It is difficult to find any real shred of hope or optimism in the world at its current state, as I have tried to every morning since mid-March, but one bright side of the way we live now is this: There’s a pandemic in the air, baby, and that means you should only spend time with the people you love and care about enough to risk it!
As the Spring unfolded and everyone stayed largely inside their homes, other sorts of jiggly obligations piled up in a way that was at first, sort of fun, but quickly grew old. Weekly Zoom calls with people you see maybe twice a year were enjoyable at the outset because of the novelty—the “ha ha, can you believe this shit, man” attitudes as everyone poured themselves another big wine and tried to pretend that all of this was normal. Warm weather and the ability to hang out outside has turned us all into armchair epidemiologists, carefully weighing the risks of sitting in the park near our friends wearing a mask. Everyone’s comfort levels for risk are different, but there’s something nice about knowing that the people you now choose to see are the people you actually want to see—and ideally, they know this, too.
Prior to the pandemic, life was littered with social events that I generally didn’t really want to attend, but knew that I should, populated with people that I liked enough. Appearing at these happy hours or friend-of-a-friend’s birthday parties for one hour, drinking one beverage, and leaving, was an easy way to fulfill the social contract that I’ve created for myself, which states that I am not quite a misanthrope, but am getting closer and closer every day. These obligations are now dead: seeing other people is a health risk. And so, the freedom that comes from simply saying no to things you no longer wish to do is yours.

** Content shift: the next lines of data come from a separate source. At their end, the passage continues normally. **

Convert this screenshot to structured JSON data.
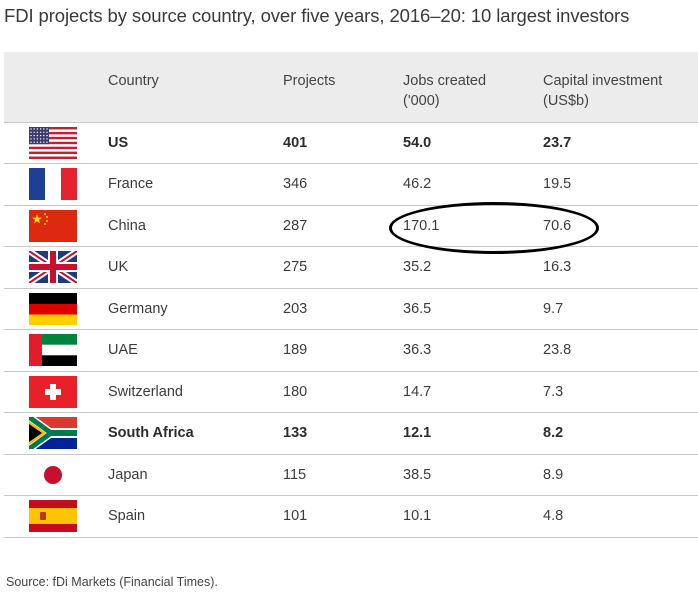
{
  "title": "FDI projects by source country, over five years, 2016–20: 10 largest investors",
  "source": "Source: fDi Markets (Financial Times).",
  "chart_data": {
    "type": "table",
    "columns": {
      "country": "Country",
      "projects": "Projects",
      "jobs_line1": "Jobs created",
      "jobs_line2": "('000)",
      "capital_line1": "Capital investment",
      "capital_line2": "(US$b)"
    },
    "rows": [
      {
        "flag": "us-flag",
        "country": "US",
        "projects": "401",
        "jobs": "54.0",
        "capital": "23.7",
        "bold": true
      },
      {
        "flag": "france-flag",
        "country": "France",
        "projects": "346",
        "jobs": "46.2",
        "capital": "19.5",
        "bold": false
      },
      {
        "flag": "china-flag",
        "country": "China",
        "projects": "287",
        "jobs": "170.1",
        "capital": "70.6",
        "bold": false,
        "circled": true
      },
      {
        "flag": "uk-flag",
        "country": "UK",
        "projects": "275",
        "jobs": "35.2",
        "capital": "16.3",
        "bold": false
      },
      {
        "flag": "germany-flag",
        "country": "Germany",
        "projects": "203",
        "jobs": "36.5",
        "capital": "9.7",
        "bold": false
      },
      {
        "flag": "uae-flag",
        "country": "UAE",
        "projects": "189",
        "jobs": "36.3",
        "capital": "23.8",
        "bold": false
      },
      {
        "flag": "switzerland-flag",
        "country": "Switzerland",
        "projects": "180",
        "jobs": "14.7",
        "capital": "7.3",
        "bold": false
      },
      {
        "flag": "south-africa-flag",
        "country": "South Africa",
        "projects": "133",
        "jobs": "12.1",
        "capital": "8.2",
        "bold": true
      },
      {
        "flag": "japan-flag",
        "country": "Japan",
        "projects": "115",
        "jobs": "38.5",
        "capital": "8.9",
        "bold": false
      },
      {
        "flag": "spain-flag",
        "country": "Spain",
        "projects": "101",
        "jobs": "10.1",
        "capital": "4.8",
        "bold": false
      }
    ]
  }
}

Obviously, no one really needed this permission in the first place. But a large part of being an adult is doing a lot of shit that you don’t particularly want to because it is the “right” thing to do. Attending your cousin’s baby shower for an hour and a half or swinging by your friend’s casual nemesis’s birthday event for both support and pettiness are two great examples: Things you’d rather not be doing but will because someone you care about has asked you to do so. Now, the key difference is that the events you choose to attend are not in service to an outdated social contract, but to the people in your life who matter.